The implementation in this crate is far from optimized and likely to be slower than a std::sync:mpsc::channel()
,
It was developed for WASM32 with multi threading enabled.
WASM32 has the peculiarity that the main thread is NEVER allowed to block on for example a Mutex.
In addition, there is also no implementation of std::sync:mpsc::channel()
for WASM32.
This crate serves as my "we have a mpsc channel at home" solution for the absence of a proper std::sync::mpsc::channel()
that works with the main thread of a Wasm32 application.
Since this crate uses no_std
it may also have uses outside the wasm32 use case.
If you have access to a proper implementation of the rust std library
and do not have to deal with mutexes not being able to block
on some threads like in the wasm32 case then you should not use this crate.
What algorithm does this crate use?
Essentially a single linked list (or stack) that uses compare and swap to push and pop nodes.
The nodes themselves are freed using the usual hazard pointer techniques.
I use only a single hazard list that counts generations of nodes. All nodes that are removed concurrently have the same generation and are only removed when the entire generation has concluded. The generation for newly removed nodes is incremented every time the concurrent access count drops to 0 ensuring that no concurrent access to nodes of a concluded generation is still possible.

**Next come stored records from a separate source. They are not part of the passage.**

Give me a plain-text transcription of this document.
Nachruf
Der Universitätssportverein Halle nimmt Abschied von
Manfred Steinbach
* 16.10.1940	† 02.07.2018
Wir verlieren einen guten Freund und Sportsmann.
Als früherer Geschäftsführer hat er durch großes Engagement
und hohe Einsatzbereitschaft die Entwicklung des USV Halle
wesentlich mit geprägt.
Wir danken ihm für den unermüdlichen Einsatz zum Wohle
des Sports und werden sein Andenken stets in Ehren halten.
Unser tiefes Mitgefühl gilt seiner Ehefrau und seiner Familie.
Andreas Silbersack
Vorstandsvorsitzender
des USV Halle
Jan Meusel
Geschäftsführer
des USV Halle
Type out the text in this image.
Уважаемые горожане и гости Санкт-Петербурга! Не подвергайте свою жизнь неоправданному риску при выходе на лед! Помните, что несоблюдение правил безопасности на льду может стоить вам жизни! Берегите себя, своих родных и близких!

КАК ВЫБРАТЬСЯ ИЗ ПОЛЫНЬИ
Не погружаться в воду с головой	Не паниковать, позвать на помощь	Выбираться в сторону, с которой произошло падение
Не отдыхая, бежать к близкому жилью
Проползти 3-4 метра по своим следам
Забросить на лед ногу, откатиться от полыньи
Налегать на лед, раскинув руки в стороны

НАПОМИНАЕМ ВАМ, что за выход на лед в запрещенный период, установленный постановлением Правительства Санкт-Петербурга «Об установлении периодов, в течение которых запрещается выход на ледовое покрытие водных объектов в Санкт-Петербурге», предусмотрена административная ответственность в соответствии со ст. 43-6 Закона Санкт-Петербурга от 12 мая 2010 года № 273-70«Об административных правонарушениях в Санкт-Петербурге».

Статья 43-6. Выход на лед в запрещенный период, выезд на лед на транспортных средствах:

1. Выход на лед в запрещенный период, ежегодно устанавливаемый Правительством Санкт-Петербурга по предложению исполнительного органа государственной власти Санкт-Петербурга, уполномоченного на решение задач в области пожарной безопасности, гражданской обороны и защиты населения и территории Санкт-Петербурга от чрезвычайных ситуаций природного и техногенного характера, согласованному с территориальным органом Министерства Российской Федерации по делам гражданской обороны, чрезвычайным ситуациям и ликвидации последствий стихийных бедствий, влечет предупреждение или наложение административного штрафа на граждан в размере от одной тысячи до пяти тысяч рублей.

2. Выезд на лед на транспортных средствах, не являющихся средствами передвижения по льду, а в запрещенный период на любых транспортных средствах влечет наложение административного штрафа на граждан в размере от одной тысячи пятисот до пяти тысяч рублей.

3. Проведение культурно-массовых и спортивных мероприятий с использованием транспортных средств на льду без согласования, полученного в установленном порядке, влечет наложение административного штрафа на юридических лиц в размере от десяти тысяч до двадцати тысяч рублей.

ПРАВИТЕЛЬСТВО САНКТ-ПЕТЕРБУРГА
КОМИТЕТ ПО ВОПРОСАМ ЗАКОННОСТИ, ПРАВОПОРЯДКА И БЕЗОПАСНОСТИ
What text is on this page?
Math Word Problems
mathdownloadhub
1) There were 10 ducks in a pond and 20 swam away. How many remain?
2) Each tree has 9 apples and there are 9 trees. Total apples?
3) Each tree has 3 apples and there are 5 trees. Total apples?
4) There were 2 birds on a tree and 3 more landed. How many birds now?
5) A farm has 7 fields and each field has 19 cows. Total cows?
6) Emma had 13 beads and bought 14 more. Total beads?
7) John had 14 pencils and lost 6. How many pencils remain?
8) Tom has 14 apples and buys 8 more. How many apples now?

The hazard list itself is also an internal compare and swap lifo that uses a AtomicBool to ensure mutual exclusion
when freeing its own nodes.
The hazard list free routine is invoked whenever a thread increments the generation which occurs on a call to pop()
.
Is it truly lock free?
No, it has 1 spin lock/loop for an edge case that shouldn't occur unless you want it to.
Basically when many threads constantly call pop()
the access count can technically never become 0 causing
the generation to never be incremented. This is not a problem unless pop()
actually removes a lot of elements.
This would cause the hazard list to keep growing until we run out of memory. Therefore, we maintain a counter of the
amount of elements added to the hazard list since the last time we incremented the generation. Should this counter
exceed a reasonably large threshold then all threads that call pop()
will spin until the generation has concluded and
therefore a lot of elements on the hazard list were freed.
I was not able to force this to happen even in synthetic tests.
Does this crate have UB or Memory Leaks?
Miri and Valgrind say that it does not have UB or Memory Leaks, but that is not a 100% guarantee. If you find a mistake I made when implementing this data structure then I would appreciate feedback as previously I have only implemented such data structures on languages with a garbage collector. Writing this crate was my first experience with using "hazard pointers/lists" or as some people call them "gc at home".